Die Nation und ihre politische Führung sollten sich zu einem schmerzhaften-und deshalb kathartischen-Eingeständnis durchringen: dass auch 155 Jahre nach Abschaffung der Sklaverei und mehr als fünf Jahrzehnte nach den Bürgerrechtsgesetzen die amerikanische Gesellschaft immer noch rassistische Strukturen aufweist. Ein Teil der Bevölkerung kämpft gegen diese Wahrheit an. Die im vergangenen Jahr verstorbene Literaturnobelpreisträgerin Toni Morrison schrieb 2016 im Magazin "The New Yorker", ihre weißen Landsleute hätten Trump vor allem aus Angst davor gewählt, ihre Privilegien zu verlieren.
Es braucht jetzt eine Stimme, die auch die Mehrheit der weißen Amerikaner davon überzeugen kann, dass mehr Gerechtigkeit nicht nur die Lage der Afroamerikaner und anderer Minderheiten verbessert, sondern den Zustand, die Moral und die Zukunftsaussichten der gesamten Nation.
Die USA haben in ihrer Geschichte gezeigt, dass sie selbst in Zeiten alptraumhafter Ereignisse zu Fortschritten fähig sind. Eine Woche nach der Ermordung des Bürgerrechtlers Martin Luther King im Jahr 1968 unterzeichnete Präsident Lyndon B. Johnson den Fair Housing Act, eine Erweiterung der Bürgerrechtsgesetze von 1964.

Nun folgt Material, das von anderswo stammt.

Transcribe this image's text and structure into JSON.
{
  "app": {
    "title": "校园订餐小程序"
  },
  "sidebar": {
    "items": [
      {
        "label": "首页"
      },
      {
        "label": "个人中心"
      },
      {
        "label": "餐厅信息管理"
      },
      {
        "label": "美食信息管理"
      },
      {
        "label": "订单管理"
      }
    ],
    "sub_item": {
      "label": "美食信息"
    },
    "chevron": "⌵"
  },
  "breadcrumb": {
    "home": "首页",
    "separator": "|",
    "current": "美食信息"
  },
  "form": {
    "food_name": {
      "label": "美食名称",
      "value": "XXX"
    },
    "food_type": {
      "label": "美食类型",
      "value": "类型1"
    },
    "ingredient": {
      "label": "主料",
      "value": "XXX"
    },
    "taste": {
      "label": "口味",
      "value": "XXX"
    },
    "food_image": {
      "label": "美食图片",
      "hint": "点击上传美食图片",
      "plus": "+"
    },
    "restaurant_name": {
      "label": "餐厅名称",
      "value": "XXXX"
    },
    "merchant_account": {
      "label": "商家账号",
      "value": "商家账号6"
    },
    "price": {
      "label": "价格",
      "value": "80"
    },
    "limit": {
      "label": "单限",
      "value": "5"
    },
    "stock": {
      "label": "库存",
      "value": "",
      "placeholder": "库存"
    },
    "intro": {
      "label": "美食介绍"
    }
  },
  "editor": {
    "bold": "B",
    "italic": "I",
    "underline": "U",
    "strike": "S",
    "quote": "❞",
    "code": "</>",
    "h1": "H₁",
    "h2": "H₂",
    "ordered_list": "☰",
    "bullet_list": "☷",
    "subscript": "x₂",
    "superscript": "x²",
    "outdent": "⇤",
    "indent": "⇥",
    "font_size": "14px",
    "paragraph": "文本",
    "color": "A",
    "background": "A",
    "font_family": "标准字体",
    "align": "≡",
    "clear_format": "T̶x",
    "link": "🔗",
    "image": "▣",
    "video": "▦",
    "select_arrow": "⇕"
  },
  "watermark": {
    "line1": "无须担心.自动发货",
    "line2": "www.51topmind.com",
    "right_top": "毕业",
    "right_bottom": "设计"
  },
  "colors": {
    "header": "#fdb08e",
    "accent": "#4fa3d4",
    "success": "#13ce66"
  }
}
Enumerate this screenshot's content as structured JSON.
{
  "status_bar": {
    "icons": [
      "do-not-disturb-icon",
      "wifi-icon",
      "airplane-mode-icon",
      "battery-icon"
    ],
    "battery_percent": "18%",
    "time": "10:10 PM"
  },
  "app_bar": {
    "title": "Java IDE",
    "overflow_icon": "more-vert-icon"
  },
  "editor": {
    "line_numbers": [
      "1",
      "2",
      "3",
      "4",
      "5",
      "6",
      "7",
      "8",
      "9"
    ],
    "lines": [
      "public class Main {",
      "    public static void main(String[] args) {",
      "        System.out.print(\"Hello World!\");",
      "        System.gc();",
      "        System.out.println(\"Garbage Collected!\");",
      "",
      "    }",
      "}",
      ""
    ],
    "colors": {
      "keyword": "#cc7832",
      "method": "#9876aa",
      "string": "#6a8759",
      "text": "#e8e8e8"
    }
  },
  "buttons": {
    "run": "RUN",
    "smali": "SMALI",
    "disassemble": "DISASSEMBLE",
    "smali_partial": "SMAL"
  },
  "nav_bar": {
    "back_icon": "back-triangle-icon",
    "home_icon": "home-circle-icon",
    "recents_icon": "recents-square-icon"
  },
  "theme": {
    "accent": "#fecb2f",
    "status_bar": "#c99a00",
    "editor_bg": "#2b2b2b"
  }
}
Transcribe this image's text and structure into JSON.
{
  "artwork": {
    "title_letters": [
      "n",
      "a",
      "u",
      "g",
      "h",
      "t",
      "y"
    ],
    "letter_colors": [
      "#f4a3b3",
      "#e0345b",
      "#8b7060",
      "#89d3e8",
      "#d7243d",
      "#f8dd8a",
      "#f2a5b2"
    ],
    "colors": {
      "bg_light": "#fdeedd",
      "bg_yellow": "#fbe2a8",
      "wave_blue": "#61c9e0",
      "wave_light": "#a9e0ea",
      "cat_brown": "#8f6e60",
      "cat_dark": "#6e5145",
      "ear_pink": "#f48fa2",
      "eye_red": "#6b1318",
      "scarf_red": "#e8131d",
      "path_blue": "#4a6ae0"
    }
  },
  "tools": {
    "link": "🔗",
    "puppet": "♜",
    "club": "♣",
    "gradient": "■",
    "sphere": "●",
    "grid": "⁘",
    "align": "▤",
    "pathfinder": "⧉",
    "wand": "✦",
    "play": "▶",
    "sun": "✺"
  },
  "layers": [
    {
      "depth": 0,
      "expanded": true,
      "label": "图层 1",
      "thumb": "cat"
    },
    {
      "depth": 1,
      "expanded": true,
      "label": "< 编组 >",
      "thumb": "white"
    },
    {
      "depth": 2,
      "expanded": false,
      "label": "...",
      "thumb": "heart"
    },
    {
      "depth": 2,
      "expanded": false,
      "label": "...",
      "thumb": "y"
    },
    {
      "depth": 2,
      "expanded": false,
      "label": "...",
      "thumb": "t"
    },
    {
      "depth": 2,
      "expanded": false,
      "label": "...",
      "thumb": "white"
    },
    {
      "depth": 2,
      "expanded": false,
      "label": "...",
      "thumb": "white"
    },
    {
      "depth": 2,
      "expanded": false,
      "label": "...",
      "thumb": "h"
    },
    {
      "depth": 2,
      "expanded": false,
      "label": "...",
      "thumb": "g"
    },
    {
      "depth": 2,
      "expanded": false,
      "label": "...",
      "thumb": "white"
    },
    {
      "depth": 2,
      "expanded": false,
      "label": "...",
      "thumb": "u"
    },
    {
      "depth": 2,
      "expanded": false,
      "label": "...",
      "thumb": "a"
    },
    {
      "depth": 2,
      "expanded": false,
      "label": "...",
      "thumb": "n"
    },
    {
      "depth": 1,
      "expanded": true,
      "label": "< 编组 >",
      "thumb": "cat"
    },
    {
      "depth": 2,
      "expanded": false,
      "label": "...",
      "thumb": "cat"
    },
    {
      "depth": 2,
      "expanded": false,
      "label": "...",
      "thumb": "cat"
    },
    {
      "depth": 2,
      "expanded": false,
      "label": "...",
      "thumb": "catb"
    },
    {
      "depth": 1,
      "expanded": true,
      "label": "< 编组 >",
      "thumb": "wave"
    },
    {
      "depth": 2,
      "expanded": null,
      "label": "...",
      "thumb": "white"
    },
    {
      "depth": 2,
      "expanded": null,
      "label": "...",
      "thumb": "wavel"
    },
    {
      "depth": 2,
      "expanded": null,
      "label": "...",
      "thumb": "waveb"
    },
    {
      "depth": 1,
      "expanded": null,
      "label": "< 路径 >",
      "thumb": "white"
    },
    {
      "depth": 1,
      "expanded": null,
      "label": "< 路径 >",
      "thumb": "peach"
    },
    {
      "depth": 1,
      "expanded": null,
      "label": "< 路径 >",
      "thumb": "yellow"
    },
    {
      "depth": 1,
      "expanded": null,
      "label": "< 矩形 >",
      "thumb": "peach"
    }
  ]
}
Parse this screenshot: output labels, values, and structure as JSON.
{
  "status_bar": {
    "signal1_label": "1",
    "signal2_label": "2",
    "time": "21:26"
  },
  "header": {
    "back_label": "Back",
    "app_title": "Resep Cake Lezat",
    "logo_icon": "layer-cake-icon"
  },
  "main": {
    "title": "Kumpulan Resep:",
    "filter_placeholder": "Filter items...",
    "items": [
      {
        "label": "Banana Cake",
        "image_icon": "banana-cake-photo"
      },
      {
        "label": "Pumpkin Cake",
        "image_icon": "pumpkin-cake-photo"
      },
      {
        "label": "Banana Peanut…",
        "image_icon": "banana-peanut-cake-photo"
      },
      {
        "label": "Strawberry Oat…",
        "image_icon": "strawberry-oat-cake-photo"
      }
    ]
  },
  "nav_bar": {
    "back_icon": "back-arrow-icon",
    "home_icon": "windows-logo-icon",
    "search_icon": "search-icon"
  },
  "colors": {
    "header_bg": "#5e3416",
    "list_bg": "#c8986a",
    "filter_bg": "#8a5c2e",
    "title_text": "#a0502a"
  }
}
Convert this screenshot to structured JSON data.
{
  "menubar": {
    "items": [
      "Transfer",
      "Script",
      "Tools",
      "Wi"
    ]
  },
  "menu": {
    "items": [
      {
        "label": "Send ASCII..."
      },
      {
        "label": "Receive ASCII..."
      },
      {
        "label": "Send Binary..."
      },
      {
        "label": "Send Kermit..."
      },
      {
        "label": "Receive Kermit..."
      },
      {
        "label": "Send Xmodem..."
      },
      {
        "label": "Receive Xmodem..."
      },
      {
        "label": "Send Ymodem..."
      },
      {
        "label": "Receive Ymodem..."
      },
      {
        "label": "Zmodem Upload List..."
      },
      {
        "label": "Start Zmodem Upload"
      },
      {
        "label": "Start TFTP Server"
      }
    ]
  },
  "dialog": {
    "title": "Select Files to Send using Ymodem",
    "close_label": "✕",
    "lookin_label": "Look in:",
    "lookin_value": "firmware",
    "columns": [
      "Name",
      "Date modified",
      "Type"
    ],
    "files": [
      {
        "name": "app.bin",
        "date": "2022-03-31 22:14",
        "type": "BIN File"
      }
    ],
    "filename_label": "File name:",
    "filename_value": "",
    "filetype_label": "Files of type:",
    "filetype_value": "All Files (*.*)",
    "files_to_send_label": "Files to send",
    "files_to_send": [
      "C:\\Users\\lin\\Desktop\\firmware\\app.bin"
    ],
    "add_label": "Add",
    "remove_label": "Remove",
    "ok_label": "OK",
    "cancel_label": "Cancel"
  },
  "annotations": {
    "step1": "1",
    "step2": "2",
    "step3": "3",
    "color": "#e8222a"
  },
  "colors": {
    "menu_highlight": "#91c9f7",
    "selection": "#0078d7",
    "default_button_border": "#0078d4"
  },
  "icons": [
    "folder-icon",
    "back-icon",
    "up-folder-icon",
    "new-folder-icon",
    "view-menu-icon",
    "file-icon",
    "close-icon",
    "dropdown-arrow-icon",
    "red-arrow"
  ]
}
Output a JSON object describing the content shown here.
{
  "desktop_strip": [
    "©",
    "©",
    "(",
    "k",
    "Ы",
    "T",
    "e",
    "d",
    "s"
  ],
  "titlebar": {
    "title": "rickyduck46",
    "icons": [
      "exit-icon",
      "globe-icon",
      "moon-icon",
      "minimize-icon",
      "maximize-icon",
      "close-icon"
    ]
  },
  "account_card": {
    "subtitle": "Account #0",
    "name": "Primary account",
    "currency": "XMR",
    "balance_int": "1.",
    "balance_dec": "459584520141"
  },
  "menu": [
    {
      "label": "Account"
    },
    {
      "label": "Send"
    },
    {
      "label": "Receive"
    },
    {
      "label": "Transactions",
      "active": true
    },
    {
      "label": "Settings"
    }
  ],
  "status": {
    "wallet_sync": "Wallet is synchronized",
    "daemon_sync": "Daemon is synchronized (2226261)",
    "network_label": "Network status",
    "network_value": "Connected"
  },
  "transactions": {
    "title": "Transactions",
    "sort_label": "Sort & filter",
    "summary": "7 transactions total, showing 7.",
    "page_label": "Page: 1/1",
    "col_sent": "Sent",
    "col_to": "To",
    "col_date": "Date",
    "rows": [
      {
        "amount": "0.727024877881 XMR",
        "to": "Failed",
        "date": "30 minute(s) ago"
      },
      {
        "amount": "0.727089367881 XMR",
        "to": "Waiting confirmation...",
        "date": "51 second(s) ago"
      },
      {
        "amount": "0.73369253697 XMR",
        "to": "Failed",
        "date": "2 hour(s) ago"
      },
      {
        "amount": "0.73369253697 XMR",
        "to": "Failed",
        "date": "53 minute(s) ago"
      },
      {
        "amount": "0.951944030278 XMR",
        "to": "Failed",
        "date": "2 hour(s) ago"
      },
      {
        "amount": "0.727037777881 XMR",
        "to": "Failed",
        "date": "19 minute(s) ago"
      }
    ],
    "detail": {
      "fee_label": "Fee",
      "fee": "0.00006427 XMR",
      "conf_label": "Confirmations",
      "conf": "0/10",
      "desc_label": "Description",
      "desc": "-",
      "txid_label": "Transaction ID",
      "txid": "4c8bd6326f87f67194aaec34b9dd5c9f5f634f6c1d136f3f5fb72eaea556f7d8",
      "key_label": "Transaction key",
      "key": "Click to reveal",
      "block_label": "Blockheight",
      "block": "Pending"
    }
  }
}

Unbeirrbar auftretende Massen können den Spirit im Land verändern. Die Polizisten, die zum Zeichen des Respekts vor den Demonstranten mit einem Bein niederknien, zeigen, was in der amerikanischen Seele steckt. Doch noch hat die Bewegung kein neues Gesicht und keine neue Stimme hervorgebracht, die den Menschen klarmacht, worum es geht, und denjenigen die Angst nimmt, die nur Ausschreitungen und Gefahr sehen. Es fehlt ein Martin Luther King, und gäbe es einen, würde er derzeit gewiss nicht im Oval Office des Weißen Hauses empfangen werden.
Kann Joe Biden, der Präsidentschaftskandidat der Demokraten, die Nation versöhnen? Es wird ihm nichts anderes übrig bleiben, als es zu versuchen. Der 77-Jährige hat eine historische Aufgabe. Ihm nicht zuzutrauen, diese zu erfüllen, wäre die sich selbst erfüllende Prophezeiung einer Katastrophe. Die Wahl am 3. November wird zwischen dem Weg in den Alptraum und dem Weg aus dem Koma der Ignoranz entscheiden. 2016 konnte man vielleicht noch meinen, Trump sei als Politiker für viele eine attraktive Wundertüte, von der sie sich überraschen lassen wollten. 2020 wissen endgültig alle, woran sie sind.